Toth emphasized the plan is a pilot project. Although students were not consulted in the original document, she encouraged students and other members of the community to now provide feedback.

She restated what Western and police have both said: that only students charged with serious offences will be pushed through the new private channel. The memo, however, says that any provincial or federal offence is covered.

Mo Salih, city councilor and the board's chair, said he was the only member of the board opposed to the agreement — and still cannot support it.

“I was the one member who did not support this.
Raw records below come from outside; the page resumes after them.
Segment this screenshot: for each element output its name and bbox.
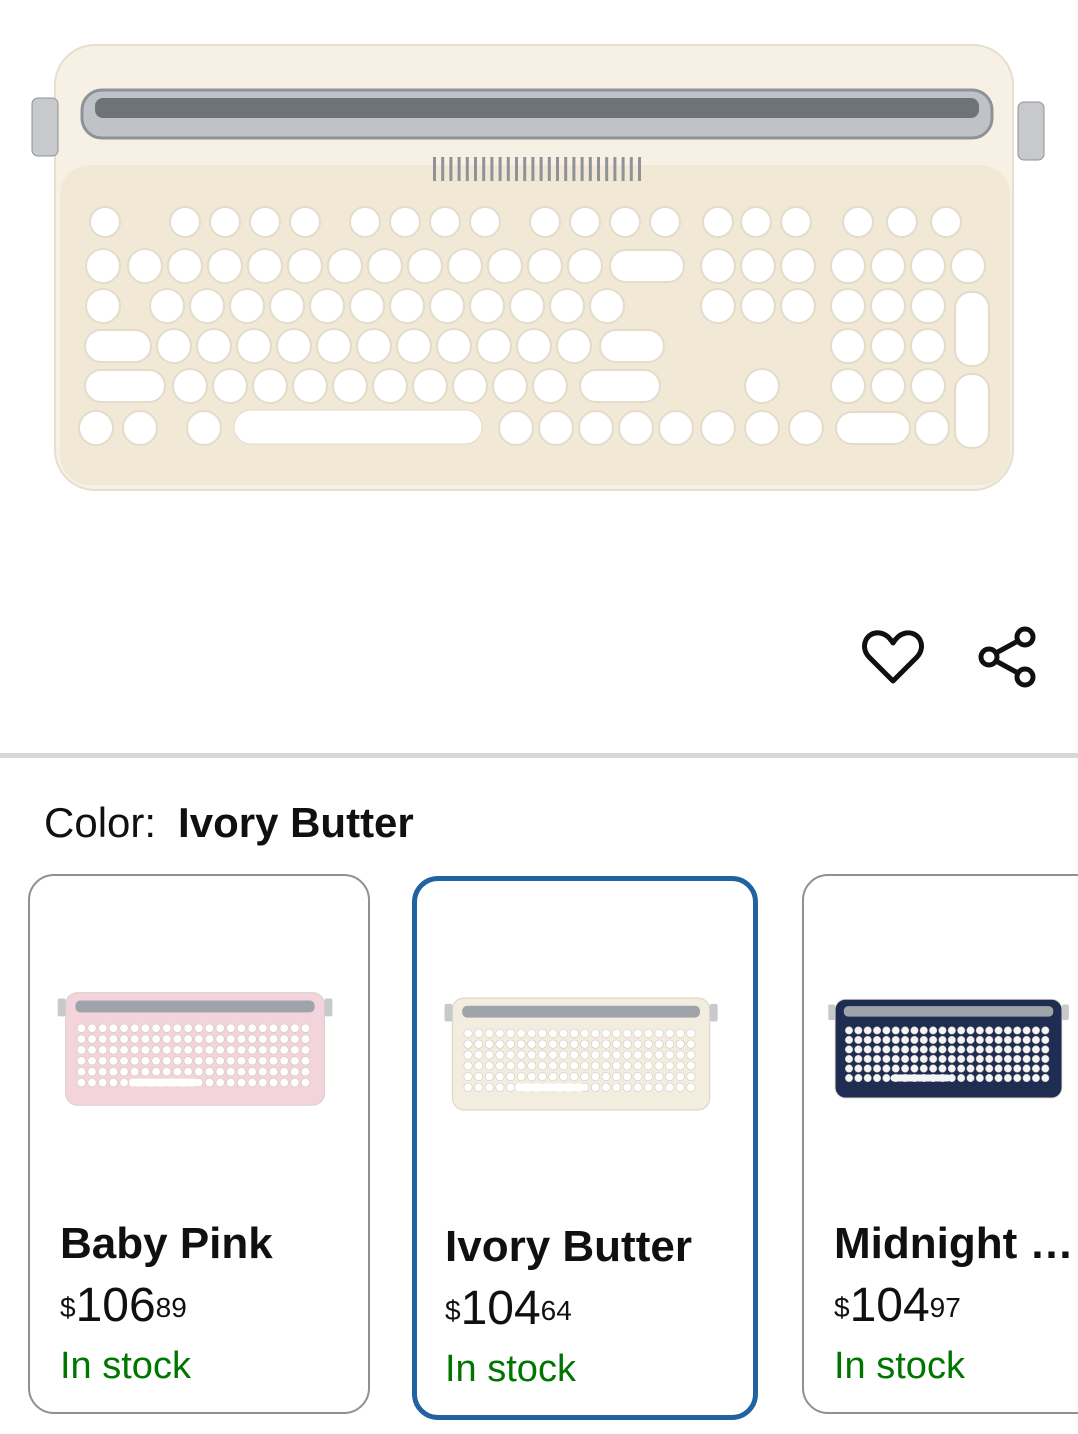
variant-name: Midnight … bbox=[834, 1219, 1074, 1268]
keyboard-image bbox=[31, 44, 1045, 491]
selected-color-value: Ivory Butter bbox=[178, 799, 414, 846]
price-whole: 106 bbox=[75, 1279, 156, 1332]
price-cents: 64 bbox=[540, 1295, 572, 1326]
price-whole: 104 bbox=[460, 1282, 541, 1335]
variant-price: $10689 bbox=[60, 1280, 187, 1332]
color-label: Color: bbox=[44, 799, 157, 846]
price-cents: 89 bbox=[155, 1292, 187, 1323]
share-icon bbox=[978, 626, 1036, 688]
variant-price: $10464 bbox=[445, 1283, 572, 1335]
variant-name: Baby Pink bbox=[60, 1219, 273, 1268]
share-button[interactable] bbox=[962, 612, 1052, 702]
price-currency: $ bbox=[834, 1292, 850, 1323]
variant-thumbnail-image bbox=[444, 997, 718, 1111]
price-currency: $ bbox=[445, 1295, 461, 1326]
stock-status: In stock bbox=[834, 1345, 965, 1387]
variant-thumbnail-image bbox=[828, 998, 1069, 1099]
price-currency: $ bbox=[60, 1292, 76, 1323]
stock-status: In stock bbox=[445, 1348, 576, 1390]
wishlist-button[interactable] bbox=[848, 612, 938, 702]
price-cents: 97 bbox=[929, 1292, 961, 1323]
section-divider bbox=[0, 753, 1078, 758]
color-selection-label: Color: Ivory Butter bbox=[44, 798, 414, 848]
variant-price: $10497 bbox=[834, 1280, 961, 1332]
price-whole: 104 bbox=[849, 1279, 930, 1332]
variant-card-baby-pink[interactable]: Baby Pink $10689 In stock bbox=[28, 874, 370, 1414]
product-image[interactable] bbox=[0, 0, 1078, 520]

I can understand the intent of making sure we have a safer community and doing what we can,” he said. “For me, I just didn’t support it based on the information sharing and the privacy concerns.”

USC president Bardia Jayaler then stepped up to the microphone in the gallery, as it opened to community concerns after the meeting. He had been sitting with two other USC executives in the gallery throughout the meeting.

The chair welcomed him, congratulating the student government on planning Purple Fest as alternative programming for students the weekend of Fake Homecoming. 

Jayaler read the entirety of the USC’s statement on the memorandum, published by the Gazette Thursday, renouncing the agreement for a lack of student consultation and infringement on privacy.

"The USC does not endorse this agreement, nor were we involved in the ideation or creation of this agreement," he said. "We are not comfortable with the precedent this agreement sets and the potential impact it may have on our students."